Review: Simon Honywill
Klark-Teknik is well known for its high-end EQs and processors in the sound reinforcement market. Its gear is well respected and comes with a ‘pro’ price tag. The price tags on the Square One range are by no means cheap but far more ‘affordable’. And the way they’ve achieved this, according to KT, can be neatly summarised thus: KT didn’t want to produce a lower priced range by sacrificing build quality and sound quality. Instead the approach was to remove features rather than compromising engineering or component quality.
The first thing you realise on opening the packaging is Square One’s most outstanding feature – this gear is very purple. The controls are a nicely contrasting light grey, which goes to make an attractive looking package. Unfortunately, in practice, it’s hard to see what’s what when light conditions are low, especially on the Dynamics processor. The general feel of the equipment – the Graphic and Dynamics unit – is typical of the brand name. They are solidly constructed, well finished and the knobs and faders have the smooth, gentle weighting that we have all come to expect from KT. My initial reaction was, ‘Wow, they’re cool, can I keep them?’.
SQUARE ONE GRAPHIC
There is very little one can say about a 31-band graphic equaliser that hasn’t already been said. The Square One Graphic is simplicity itself, the emphasis being on quality and ease of use at the right price. An 80Hz high-pass and 12kHz low-pass filter, a bypass button and a gain compensation knob for both channels are the only features additional to the 31 EQ filters. What stands out about this unit is the audio quality. KT DN360 users will know what I mean when I say it’s subtle, yet effective, and extremely pleasant on the ear. A high quality system EQ is crucial to good PA sound, and at this price there’s no longer an excuse to not have that quality. Meanwhile, for monitor systems, there can be no doubt that this unit would be a wise choice in any situation.
SQUARE ONE DYNAMICS
The Square One Dynamics unit elegantly packs eight channels of compressor/gate/expander in a 3U rack space. In the past, the perception was that unless a device had ‘Focusrite ISA’ written on it somewhere, this multi-channel format meant compromised quality. This piece of equipment puts paid to that assumption. Everything about Square One Dynamics oozes quality. Each channel has a fully functional, high spec compressor, which offers the choice of either RMS Sensing, Peak Sensing (or ‘Vintage’) mode, and frequency conscious compression. Each setting can make use of the hard or soft knee switch, giving a wide range of options to suit just about any program material. The night before writing this article I used the Dynamics on a small, mostly acoustic gig. There were some fine singers involved, ranging from the harshness of female torch song singers through howling blues to beautifully delivered, rich ballads. A real mixed bag of timbre and dynamics were all kept well under control by the compressors, at all times still managing to sound open and natural – it took a matter of seconds to dial up the right settings and off they went, rock solid all night. It’s an enormous luxury to have eight great-sounding compressors at your fingertips – it’s amazingly good value when you think about it.

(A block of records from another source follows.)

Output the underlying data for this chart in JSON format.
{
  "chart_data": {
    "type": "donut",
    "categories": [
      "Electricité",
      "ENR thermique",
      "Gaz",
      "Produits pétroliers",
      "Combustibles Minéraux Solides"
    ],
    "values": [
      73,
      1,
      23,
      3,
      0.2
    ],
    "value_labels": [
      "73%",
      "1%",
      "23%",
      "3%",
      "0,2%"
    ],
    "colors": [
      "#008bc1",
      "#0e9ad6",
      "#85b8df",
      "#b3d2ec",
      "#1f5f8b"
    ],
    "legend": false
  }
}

An interesting feature, and somewhat unprecedented in audio dynamics as far as I’m aware, is the cascadable solo bus facility. With the output plugged into an input on your console, each of the unit’s eight channels has a solo button which allows monitoring of that channel’s sidechain filter. There is also a solo-in-place facility, which does the same job but replaces the audio output with the sidechain monitor signal. The gate is as lovely as the compressor, and utilises intelligent threshold shift, a handy way of reducing gate chatter. It automatically shifts the threshold down when a signal reaches the threshold level, and then re-sets itself when the signal goes back under.

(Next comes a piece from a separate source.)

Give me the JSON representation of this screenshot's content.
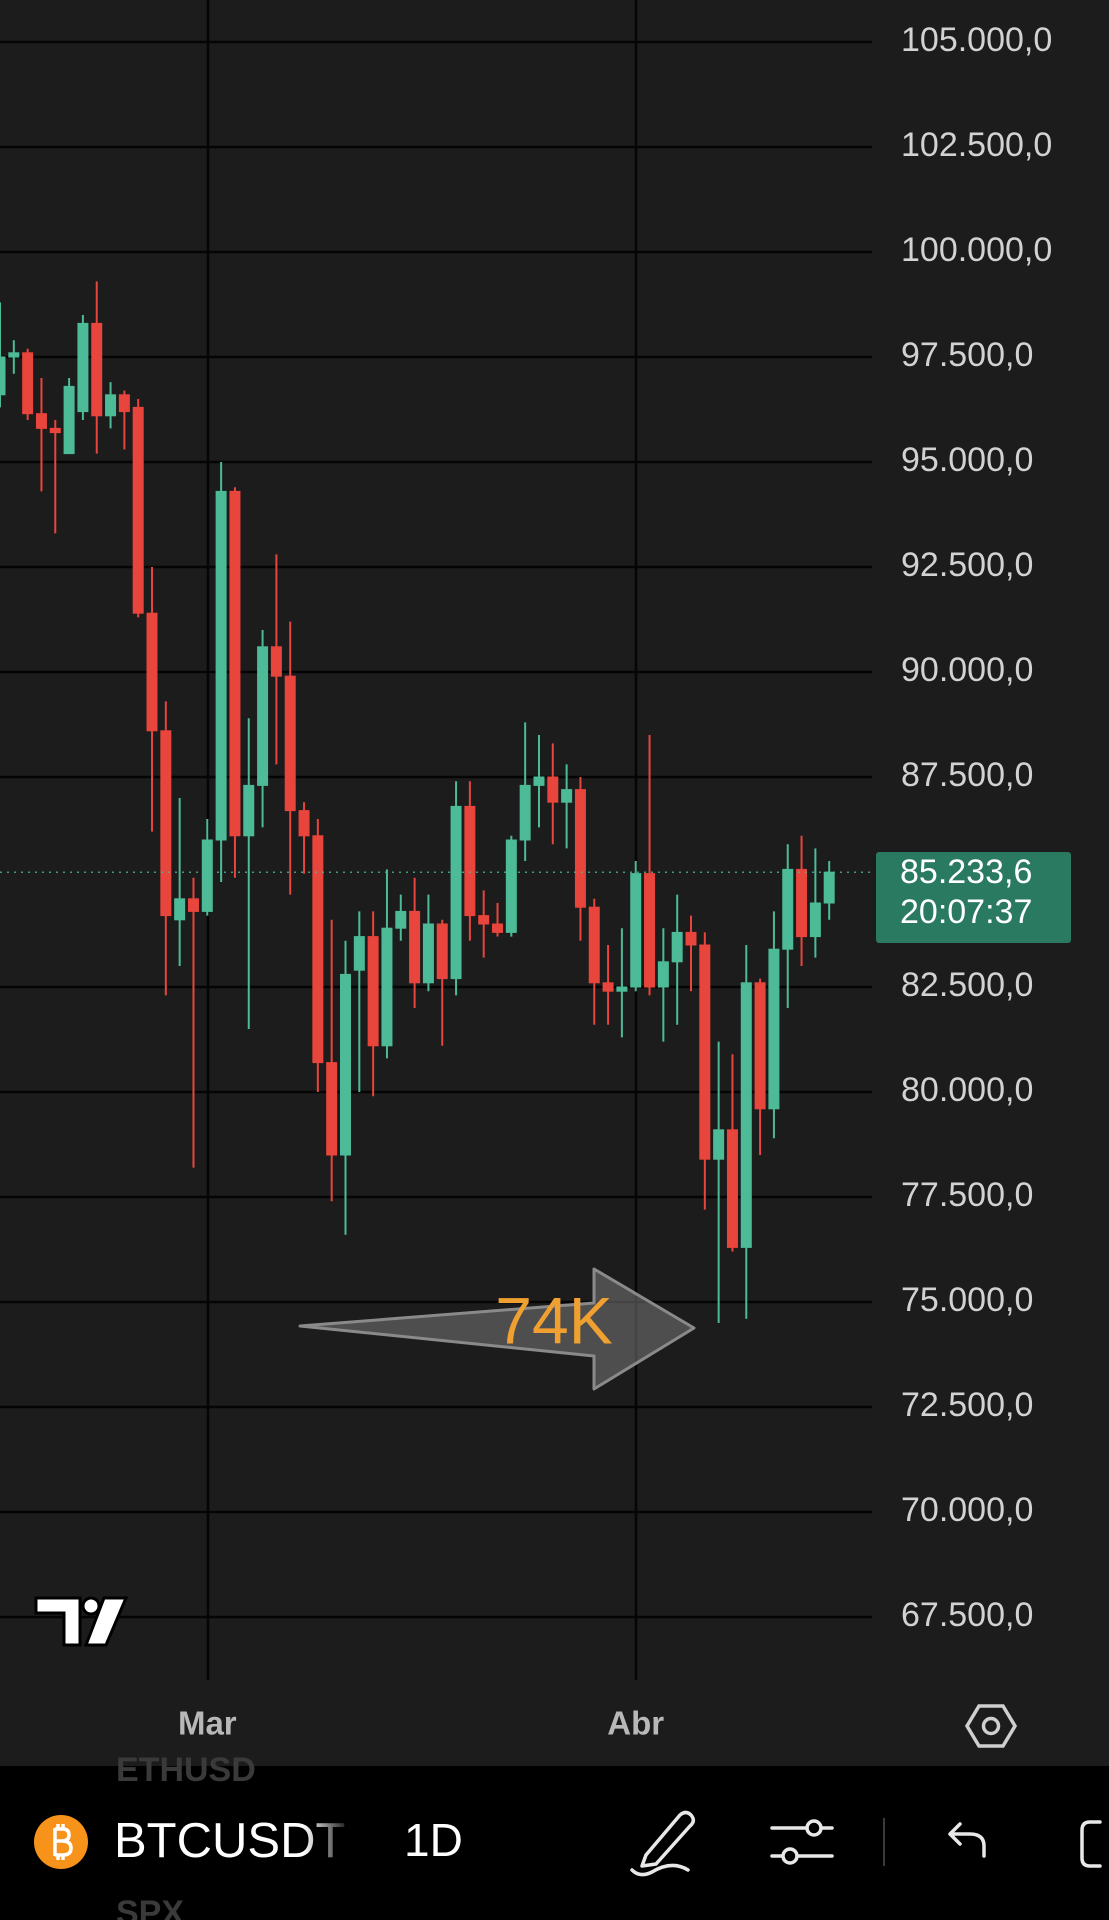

There is very little I can say about these pieces of kit that isn’t extremely positive. My only real gripes are the contrast of the legending in low light, and the fact that the red solo-in-place button on the Dynamics clashes horribly with the purple front panel – surely yellow would be a better choice. That said, these are excellent units at a price (thanks to the excellent Chinese manufacturing) that makes them very attractive to the rental market. Seriously, if quality audio at the right price is your bag, I urge you to give these units a go. I, for one, will be keeping an eye out for further (inevitable) additions to the Square One range.